Tam keyifle yemek yerken bir anda dilinizi ısırıp keyfinizin kaçtığı elbette ki olmuştur. Hatta bir kere ısırdık mı aynı yeri birkaç kez daha ısırırız. Tabi bu ısırık dil ile sınırlı değildir. Yemek yerken yanağımızı da ısırabilir hatta kanatabiliriz. Peki neden bir anda yanağımızı veya dilimizi ısırırız?

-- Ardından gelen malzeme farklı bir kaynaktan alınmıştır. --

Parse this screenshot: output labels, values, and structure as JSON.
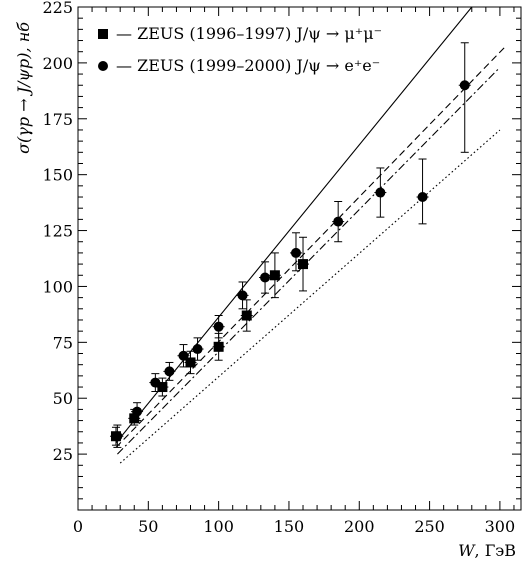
{
  "chart_data": {
    "type": "scatter",
    "xlabel_italic": "W",
    "xlabel_rest": ", ГэВ",
    "ylabel": "σ(γp → J/ψp), нб",
    "xlim": [
      0,
      315
    ],
    "ylim": [
      0,
      225
    ],
    "x_ticks": [
      0,
      50,
      100,
      150,
      200,
      250,
      300
    ],
    "y_ticks": [
      25,
      50,
      75,
      100,
      125,
      150,
      175,
      200,
      225
    ],
    "legend_position": "top-left",
    "series": [
      {
        "name": "— ZEUS (1996–1997) J/ψ → μ⁺μ⁻",
        "marker": "square",
        "points": [
          {
            "x": 27,
            "y": 33,
            "ylo": 29,
            "yhi": 37
          },
          {
            "x": 40,
            "y": 41,
            "ylo": 38,
            "yhi": 45
          },
          {
            "x": 60,
            "y": 55,
            "ylo": 51,
            "yhi": 59
          },
          {
            "x": 80,
            "y": 66,
            "ylo": 61,
            "yhi": 71
          },
          {
            "x": 100,
            "y": 73,
            "ylo": 67,
            "yhi": 79
          },
          {
            "x": 120,
            "y": 87,
            "ylo": 80,
            "yhi": 94
          },
          {
            "x": 140,
            "y": 105,
            "ylo": 95,
            "yhi": 115
          },
          {
            "x": 160,
            "y": 110,
            "ylo": 98,
            "yhi": 122
          }
        ]
      },
      {
        "name": "— ZEUS (1999–2000) J/ψ → e⁺e⁻",
        "marker": "circle",
        "points": [
          {
            "x": 28,
            "y": 33,
            "ylo": 28,
            "yhi": 38
          },
          {
            "x": 42,
            "y": 44,
            "ylo": 40,
            "yhi": 48
          },
          {
            "x": 55,
            "y": 57,
            "ylo": 53,
            "yhi": 61
          },
          {
            "x": 65,
            "y": 62,
            "ylo": 58,
            "yhi": 66
          },
          {
            "x": 75,
            "y": 69,
            "ylo": 64,
            "yhi": 74
          },
          {
            "x": 85,
            "y": 72,
            "ylo": 67,
            "yhi": 77
          },
          {
            "x": 100,
            "y": 82,
            "ylo": 77,
            "yhi": 87
          },
          {
            "x": 117,
            "y": 96,
            "ylo": 90,
            "yhi": 102
          },
          {
            "x": 133,
            "y": 104,
            "ylo": 97,
            "yhi": 111
          },
          {
            "x": 155,
            "y": 115,
            "ylo": 107,
            "yhi": 124
          },
          {
            "x": 185,
            "y": 129,
            "ylo": 120,
            "yhi": 138
          },
          {
            "x": 215,
            "y": 142,
            "ylo": 131,
            "yhi": 153
          },
          {
            "x": 245,
            "y": 140,
            "ylo": 128,
            "yhi": 157
          },
          {
            "x": 275,
            "y": 190,
            "ylo": 160,
            "yhi": 209
          }
        ]
      }
    ],
    "curves": [
      {
        "style": "solid",
        "points": [
          [
            27,
            30
          ],
          [
            280,
            225
          ]
        ]
      },
      {
        "style": "dashed",
        "points": [
          [
            27,
            28
          ],
          [
            305,
            208
          ]
        ]
      },
      {
        "style": "dashdot",
        "points": [
          [
            28,
            25
          ],
          [
            300,
            198
          ]
        ]
      },
      {
        "style": "dotted",
        "points": [
          [
            30,
            21
          ],
          [
            300,
            170
          ]
        ]
      }
    ]
  }
}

Bir kas olan dilimiz, diğer kaslarımızdan biraz farklı ve hassastır. Çünkü dilimiz yaklaşık 8000 tane motor ünitesi içerir. Ayrıca bu üniteleri koruyan bir katman yerine tat almaçları olan papillalar vardır. Bu denli korunaksız olan dilimizi ısırmak çok büyük acı hissetmemize hatta gözlerimizin dolmasına bile sebep olabilir. Acı hissetmemizin yanı sıra dilimizi ısırdığımızda bazı dokular zarar görebilir ve devamında ülser başta olmak üzere birçok hastalığa sebep olabilir.
Dilimizi ısırmamızın sebebi, büyük ölçüdeki dikkat dağınıklığımızdır. Yani yemeğimizi yerken sadece yemeğe odaklanmayıp sohbete daldıysak ya da aklımız sınavda yapamadığımız soruda kaldıysa dilimizi, yanağımızı ya da dudağımızı ısırabiliyoruz. Bu bilgiler ışığında da stresin de dalgınlık kadar etkili olduğunu anlayabiliriz.
Peki bunun sorumlusu kim?
Çiğneme, yutma, ısırma gibi davranışlarımız beynimizde ön beyin ve beyincik ya da omurilik soğanı aralarında yer alan ‘pons’ ile sağlanır ve kontrol edilir. Pons sayesinde çiğnemeye başlarız ve refleks olarak düşünmeden bunu yapmaya devam ederiz. İşte tam bu sırada dalgınlığa sahipsek ya da konuşmaya başladıysak işte o zaman ponsa giden sinyallerde kesinti veya aksama yaşanır. Bu da çiğnemede yakaladığımız koordinasyonu bozar ve dilimizi veya yanak içimizi ısırabiliriz.
Aslında çözüm basit. Yemek yerken keyfimizi kaçıracak sıkıntılarımızı bir kenara bırakarak, dilimizin yemeğin tadına ve keyfine varmasına izin verelim.